I gulped weakly as he leant down a little to eye level to me and placed his dark hand on my shoulder.

"It's just about being there."

It was then I understood him completely. He was right. I couldn't be the answer to Diggs' mental health. But I could be his answer as a listening ear, a non-judgmental friend that could just be there.

It hurt me inside though, knowing that's all I could be. But what else was there?

I looked back at the doctor as he smiled softly at me, nodding his head.

"... how?" I finally asked, and he stood up straight, directing my eyes back to the glass on the door with Diggs being seen through it on the other side.

"Come visit him once a week. Let him get better slowly and just let him be him, and you be you."

"So that means, cut down on the crazy jokes?"

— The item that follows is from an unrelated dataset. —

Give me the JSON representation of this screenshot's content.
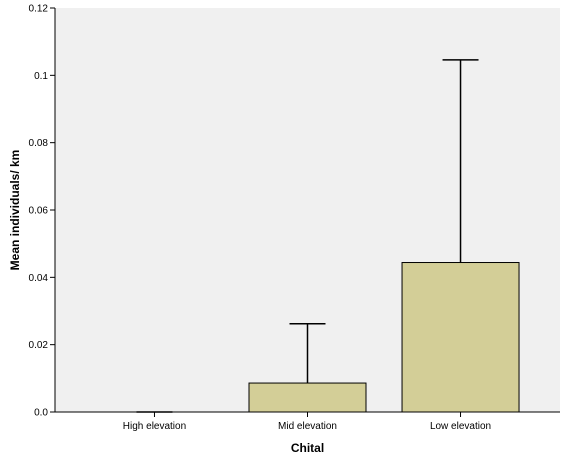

The doctor chuckled to himself without warning. He quickly realized what he was doing and straightened up his tie replying, "Yes. If it hurts him, don't tease him."

I sighed and nodded my head. That was understandable.

"By the way," I asked him, before he headed back into the recovery ward, "Where's Lisa?"

"Right here," I heard her say, as she dizzily stepped over to me and doctor Hibbet, "They gave me some wake-up drugs, so I am good!"

The doctor took the small container away from her hands and looked at the label of it suspiciously, "These are just tic tacs."

Lisa silenced herself quickly, before yanking them off the doctor and muttered out, "Let's just go home."